What Evidence to Collect after a Motorcycle Crash

collectWhen a motorcycle crash occurs, you should collect pertinent information in order to protect yourself from being blamed when it was not your fault and in order to have as much information as possible to hold the at-fault party accountable.

Here are some of the things you may want to collect after a motorcycle crash:

  • Your helmet—Photograph your helmet at the scene and have the police note you were wearing one.
  • Police reports—The report will likely detail what the police officer believes happened, describe weather conditions, indicate whether anyone received a citation, and list insurance information.
  • Photographs—Use a camera (cell phone or other) to take pictures.
    • Motorcycle after the wreck. Detail as much as possible and show the point of impact.
    • Debris around the scene and parts of the motorcycle that broke off in the crash.
    • Other vehicles involved in the crash. Try to obtain photos of the damage to other vehicles, as well as where the vehicles came to a rest after the crash.
  • Structural damage to other things at the scene (such as guardrails, concrete abutments, and walls).
  • Witnesses—Get names and contact information of witnesses to the crash.
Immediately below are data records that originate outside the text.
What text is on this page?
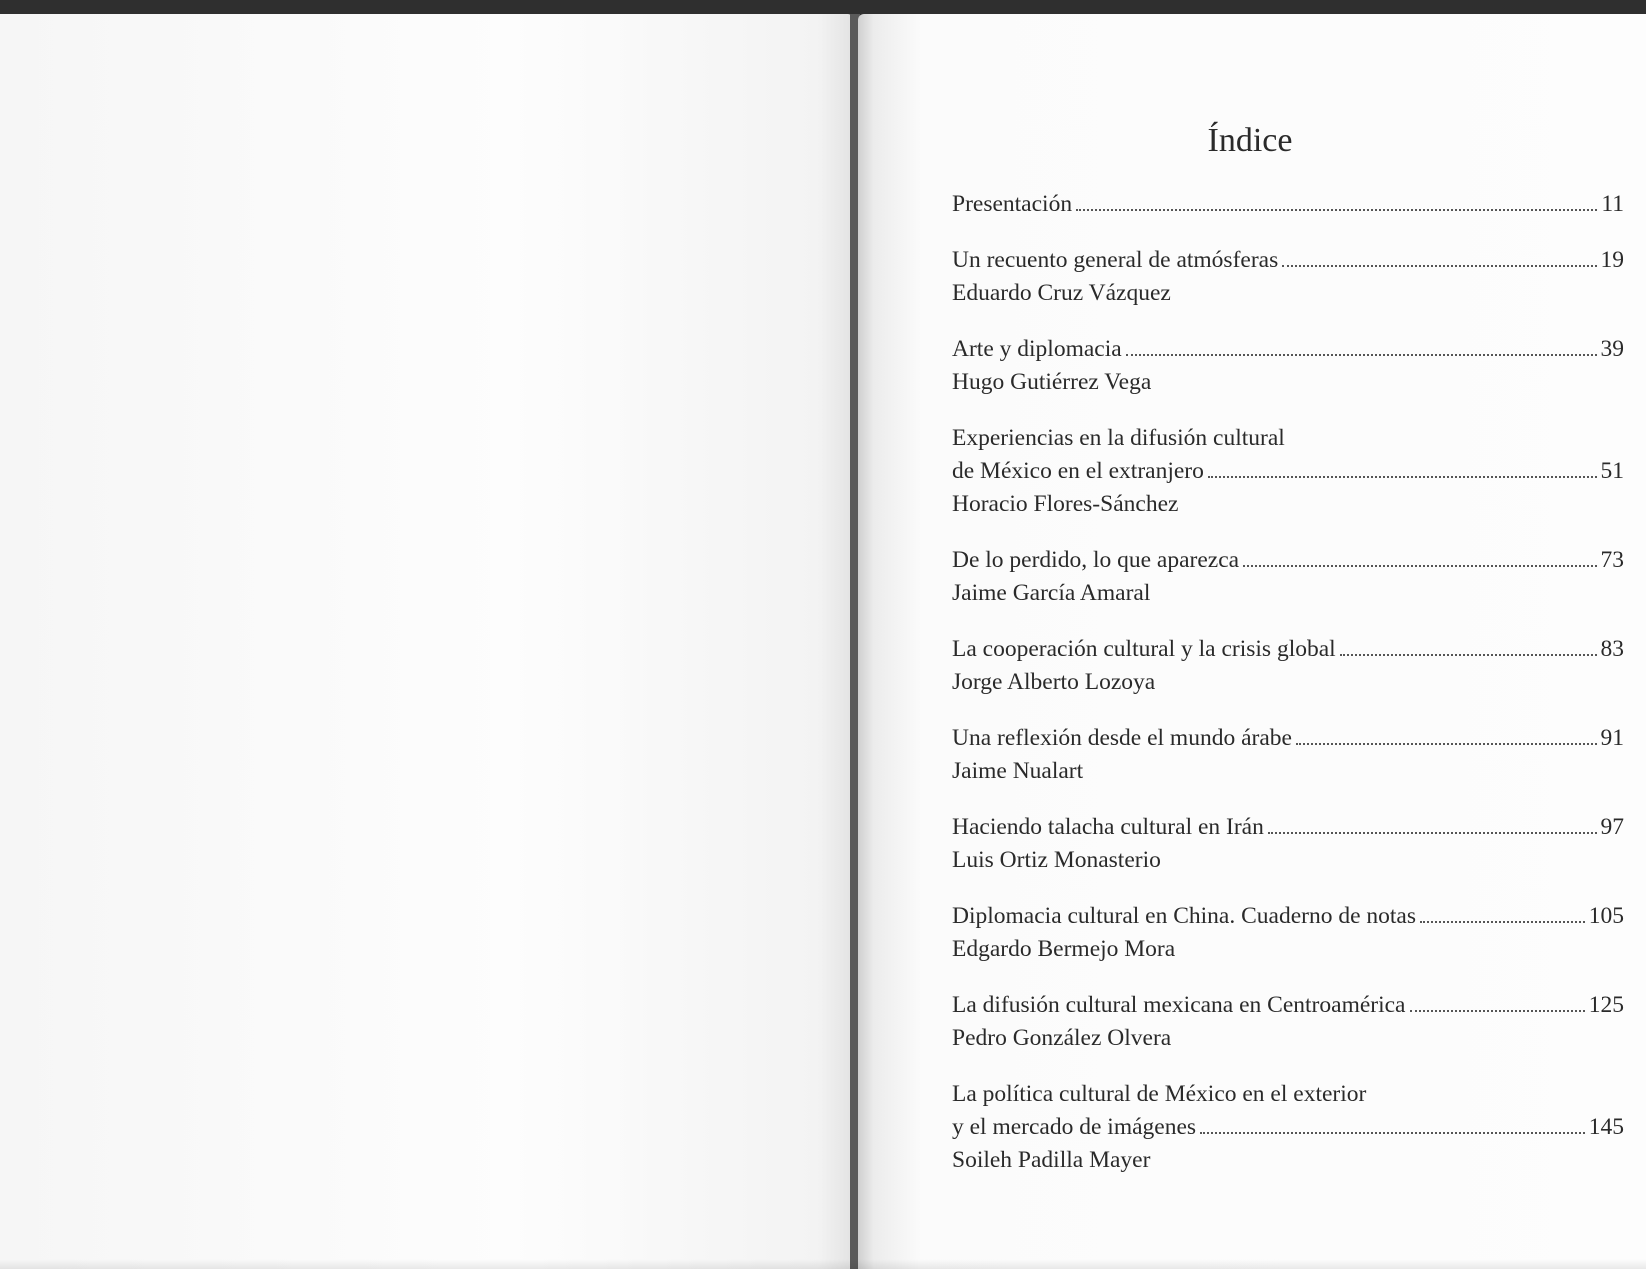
Índice
Presentación	11
Un recuento general de atmósferas	19
Eduardo Cruz Vázquez
Arte y diplomacia	39
Hugo Gutiérrez Vega
Experiencias en la difusión cultural
de México en el extranjero	51
Horacio Flores-Sánchez
De lo perdido, lo que aparezca	73
Jaime García Amaral
La cooperación cultural y la crisis global	83
Jorge Alberto Lozoya
Una reflexión desde el mundo árabe	91
Jaime Nualart
Haciendo talacha cultural en Irán	97
Luis Ortiz Monasterio
Diplomacia cultural en China. Cuaderno de notas	105
Edgardo Bermejo Mora
La difusión cultural mexicana en Centroamérica	125
Pedro González Olvera
La política cultural de México en el exterior
y el mercado de imágenes	145
Soileh Padilla Mayer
Ask them what they saw (for example, they may say they saw the other driver running a red light or hydroplaning through a puddle prior to the impact).
  • Surveillance cameras—Find out if cameras near the scene recorded the crash. If property owners will not let you view camera footage, please call us at 1-888-534-4850, and we may be able to assist in obtaining the information.
  • Write down your observations—Document what you remember about the crash. It is easier to remember something right after it happens, and your notes can later be used to refresh your recollection. Note any admissions the other driver makes such as, “I didn’t see you,” or “That’s the third time this year I was in an accident.”
    • Admissions at the scene may be used against the other driver if the driver later tries to argue he was not at fault.
  • Return to the scene—Note any changes such as placement of stop signs or traffic signals. Take photographs of the changes.

Be aware that a negligence claim must generally be brought within two years of its accrual. If you do not file the claim within that period (called the statute of limitations period), you will be forever barred from doing so. It is therefore important not to delay taking in action. It can take considerable time to gather evidence, locate reliable witnesses and decide which experts you may need.